Look for ways to reward members with the products they already use. Zippo stands by its promise to repair any of its products without charging the customer, including for postage. The company will refund any money the customer spends on a repair. Money-back guarantees like that reward the customer for his loyalty.
Restaurants can offer free meals or appetizers for frequent guests, tracking their check-ins using services like OpenTable. Look for ways to encourage the customer to keep coming back.
4. Test Changes to Improve
Google famously tested its logo colors until it found the proper shade of blue, a tradition that continues today with its decision to use a flatter logo design for printed materials.
That attention to detail might seem banal, but the company swears by its analytical data and makes much of its decisions based on user feedback.
Facebook practices something similar, but chooses to roll its newest features out to journalists and evangelists first to evaluate feedback. They even sometimes use the smaller country of New Zealand to test new features.
Facebook uses those use cases to determine how the product is being used, and routinely hosts in-house hackathons to improve upon its products based on that user feedback.
Marketers can echo these techniques by using Google’s Experiments feature in Analytics to test Web pages for conversion rates. The test splits traffic between two landing pages, allowing for a proper AB test. Just be sure that you follow proper A/B testing protocol:
- Change your headline, some of the body content, or your call to action. Not all of those things.
- Measure everything you can with Analytics, and review your reporting.
- Set goals. You will never know if you are improving when you have no benchmark set
5. Build Engaging Content
AirBnBs “Living Local” interviews the renters and the owners of property to showcase deals users can find. One interview for a “Beer, Bed and Breakfast” in San Francisco walks through an apartment where the owners play cards at a table and have a great time showing off the trendy house.

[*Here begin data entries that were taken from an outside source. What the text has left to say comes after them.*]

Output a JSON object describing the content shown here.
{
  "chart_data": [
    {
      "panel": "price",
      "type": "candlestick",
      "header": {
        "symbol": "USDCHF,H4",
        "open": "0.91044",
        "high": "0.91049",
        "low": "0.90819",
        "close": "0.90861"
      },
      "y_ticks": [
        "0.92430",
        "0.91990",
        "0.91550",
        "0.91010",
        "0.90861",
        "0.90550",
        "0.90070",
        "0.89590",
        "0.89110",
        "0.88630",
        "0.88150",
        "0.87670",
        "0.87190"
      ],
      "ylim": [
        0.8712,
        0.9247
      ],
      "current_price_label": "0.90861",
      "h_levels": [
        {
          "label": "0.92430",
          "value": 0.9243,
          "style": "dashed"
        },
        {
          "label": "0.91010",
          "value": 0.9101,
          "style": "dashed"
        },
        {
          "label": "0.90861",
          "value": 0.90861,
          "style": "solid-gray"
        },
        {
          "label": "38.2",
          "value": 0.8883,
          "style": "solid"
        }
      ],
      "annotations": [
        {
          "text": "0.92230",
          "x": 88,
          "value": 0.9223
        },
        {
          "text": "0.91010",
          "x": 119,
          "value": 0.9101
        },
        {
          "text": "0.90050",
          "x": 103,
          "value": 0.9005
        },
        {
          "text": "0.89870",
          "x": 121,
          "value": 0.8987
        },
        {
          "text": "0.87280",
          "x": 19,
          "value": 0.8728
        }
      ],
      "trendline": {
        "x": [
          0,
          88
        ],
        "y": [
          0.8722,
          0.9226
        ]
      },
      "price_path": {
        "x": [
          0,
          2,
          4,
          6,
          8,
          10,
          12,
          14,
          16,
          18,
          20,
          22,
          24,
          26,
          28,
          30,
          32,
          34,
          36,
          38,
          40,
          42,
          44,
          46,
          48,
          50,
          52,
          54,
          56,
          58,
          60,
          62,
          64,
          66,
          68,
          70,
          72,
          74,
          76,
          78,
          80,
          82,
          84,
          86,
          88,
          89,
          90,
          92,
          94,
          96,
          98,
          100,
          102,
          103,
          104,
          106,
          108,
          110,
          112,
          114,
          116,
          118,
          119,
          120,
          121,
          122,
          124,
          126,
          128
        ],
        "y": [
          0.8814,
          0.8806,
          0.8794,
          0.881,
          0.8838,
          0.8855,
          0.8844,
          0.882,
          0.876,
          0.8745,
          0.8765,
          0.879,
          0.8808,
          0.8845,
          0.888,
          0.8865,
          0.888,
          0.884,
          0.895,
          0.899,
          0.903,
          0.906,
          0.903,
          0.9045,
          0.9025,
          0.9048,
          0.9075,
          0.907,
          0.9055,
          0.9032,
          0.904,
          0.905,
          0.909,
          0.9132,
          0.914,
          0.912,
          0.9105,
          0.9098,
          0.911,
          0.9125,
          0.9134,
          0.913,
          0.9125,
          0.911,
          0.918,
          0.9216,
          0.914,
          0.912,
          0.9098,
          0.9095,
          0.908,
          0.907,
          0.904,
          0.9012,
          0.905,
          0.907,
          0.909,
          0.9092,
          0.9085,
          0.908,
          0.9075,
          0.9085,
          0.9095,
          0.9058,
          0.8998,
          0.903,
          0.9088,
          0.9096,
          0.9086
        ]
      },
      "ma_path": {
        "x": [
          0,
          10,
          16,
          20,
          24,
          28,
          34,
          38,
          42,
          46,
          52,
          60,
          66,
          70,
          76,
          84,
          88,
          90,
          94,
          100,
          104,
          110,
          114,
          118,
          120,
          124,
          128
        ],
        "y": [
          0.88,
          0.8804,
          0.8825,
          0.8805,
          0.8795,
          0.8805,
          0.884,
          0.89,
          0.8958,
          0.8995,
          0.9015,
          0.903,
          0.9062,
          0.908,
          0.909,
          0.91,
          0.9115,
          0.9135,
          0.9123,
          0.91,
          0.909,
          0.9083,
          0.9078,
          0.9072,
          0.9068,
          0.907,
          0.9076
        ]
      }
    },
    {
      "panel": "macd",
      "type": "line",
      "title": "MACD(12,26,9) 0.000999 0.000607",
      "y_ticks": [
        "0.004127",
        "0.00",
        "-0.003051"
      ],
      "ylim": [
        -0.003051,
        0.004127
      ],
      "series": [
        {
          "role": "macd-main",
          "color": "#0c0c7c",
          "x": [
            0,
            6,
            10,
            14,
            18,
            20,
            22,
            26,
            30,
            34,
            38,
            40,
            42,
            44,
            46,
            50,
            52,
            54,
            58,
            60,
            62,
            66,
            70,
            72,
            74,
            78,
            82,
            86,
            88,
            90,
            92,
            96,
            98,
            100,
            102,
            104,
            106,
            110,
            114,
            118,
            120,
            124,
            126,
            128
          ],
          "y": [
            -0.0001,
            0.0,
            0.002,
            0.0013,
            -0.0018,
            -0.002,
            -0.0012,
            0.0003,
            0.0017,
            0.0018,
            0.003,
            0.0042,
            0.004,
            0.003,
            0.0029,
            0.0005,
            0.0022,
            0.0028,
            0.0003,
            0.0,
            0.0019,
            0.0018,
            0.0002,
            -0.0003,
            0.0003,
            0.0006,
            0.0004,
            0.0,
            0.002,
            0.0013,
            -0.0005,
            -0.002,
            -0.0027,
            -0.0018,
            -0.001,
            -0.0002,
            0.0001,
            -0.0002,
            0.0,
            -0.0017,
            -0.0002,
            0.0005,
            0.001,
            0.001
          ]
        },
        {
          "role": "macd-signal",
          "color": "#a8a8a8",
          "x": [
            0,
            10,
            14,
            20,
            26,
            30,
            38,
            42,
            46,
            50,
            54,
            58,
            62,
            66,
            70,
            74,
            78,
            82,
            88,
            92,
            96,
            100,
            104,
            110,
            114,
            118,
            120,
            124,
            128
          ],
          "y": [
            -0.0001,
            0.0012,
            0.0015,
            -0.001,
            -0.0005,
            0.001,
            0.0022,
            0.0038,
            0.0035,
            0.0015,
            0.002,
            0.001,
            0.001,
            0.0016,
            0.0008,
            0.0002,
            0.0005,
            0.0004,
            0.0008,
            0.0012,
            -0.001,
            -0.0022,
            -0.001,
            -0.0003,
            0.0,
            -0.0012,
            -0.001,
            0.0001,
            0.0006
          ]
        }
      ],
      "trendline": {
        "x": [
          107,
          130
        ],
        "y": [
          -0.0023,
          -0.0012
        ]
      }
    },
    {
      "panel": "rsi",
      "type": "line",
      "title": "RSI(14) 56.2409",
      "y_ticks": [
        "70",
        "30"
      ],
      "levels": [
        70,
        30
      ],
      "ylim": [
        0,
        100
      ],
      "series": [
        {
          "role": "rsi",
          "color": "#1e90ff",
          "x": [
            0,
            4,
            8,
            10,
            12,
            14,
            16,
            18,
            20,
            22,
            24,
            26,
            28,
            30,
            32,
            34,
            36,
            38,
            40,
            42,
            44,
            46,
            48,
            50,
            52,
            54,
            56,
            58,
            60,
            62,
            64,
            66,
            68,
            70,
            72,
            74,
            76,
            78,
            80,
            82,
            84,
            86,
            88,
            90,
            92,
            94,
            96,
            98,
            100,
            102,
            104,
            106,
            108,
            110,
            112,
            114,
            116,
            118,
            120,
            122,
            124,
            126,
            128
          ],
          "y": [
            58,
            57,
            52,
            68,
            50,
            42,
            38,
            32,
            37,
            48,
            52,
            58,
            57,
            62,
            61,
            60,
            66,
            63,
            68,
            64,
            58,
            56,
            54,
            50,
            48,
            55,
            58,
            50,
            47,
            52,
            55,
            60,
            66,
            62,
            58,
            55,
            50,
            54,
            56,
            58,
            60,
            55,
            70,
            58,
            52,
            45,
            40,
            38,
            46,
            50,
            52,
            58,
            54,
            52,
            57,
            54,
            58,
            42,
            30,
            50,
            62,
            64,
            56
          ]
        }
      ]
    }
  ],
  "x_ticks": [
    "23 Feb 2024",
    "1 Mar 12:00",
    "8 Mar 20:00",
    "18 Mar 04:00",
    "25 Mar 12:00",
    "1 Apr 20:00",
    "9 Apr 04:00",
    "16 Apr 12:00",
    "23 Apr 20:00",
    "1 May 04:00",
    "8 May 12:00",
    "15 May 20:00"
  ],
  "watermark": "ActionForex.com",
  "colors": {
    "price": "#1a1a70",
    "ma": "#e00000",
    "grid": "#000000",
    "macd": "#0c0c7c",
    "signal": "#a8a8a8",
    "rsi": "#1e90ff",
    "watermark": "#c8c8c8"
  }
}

The interviewer walks through all the bedrooms, pointing out that your room comes equipped with a cocktail arcade game set and a 60s record player.
It’s a nice picture, and some videos have upwards of 17,000 views to prove the effectiveness of the campaign. Not every video works, some have as low as 800 hits.
If possible, it’s always best to let customers tell their story. Use photos and talk about the best user experiences you have on your blog. If you own a bar, offer tips to help people order their drinks faster. If you own a clothing retailer, try to offer tips on customer sizing so you can cut down on returns.
Think about the customer’s intention for visiting your site, then build your content based on that.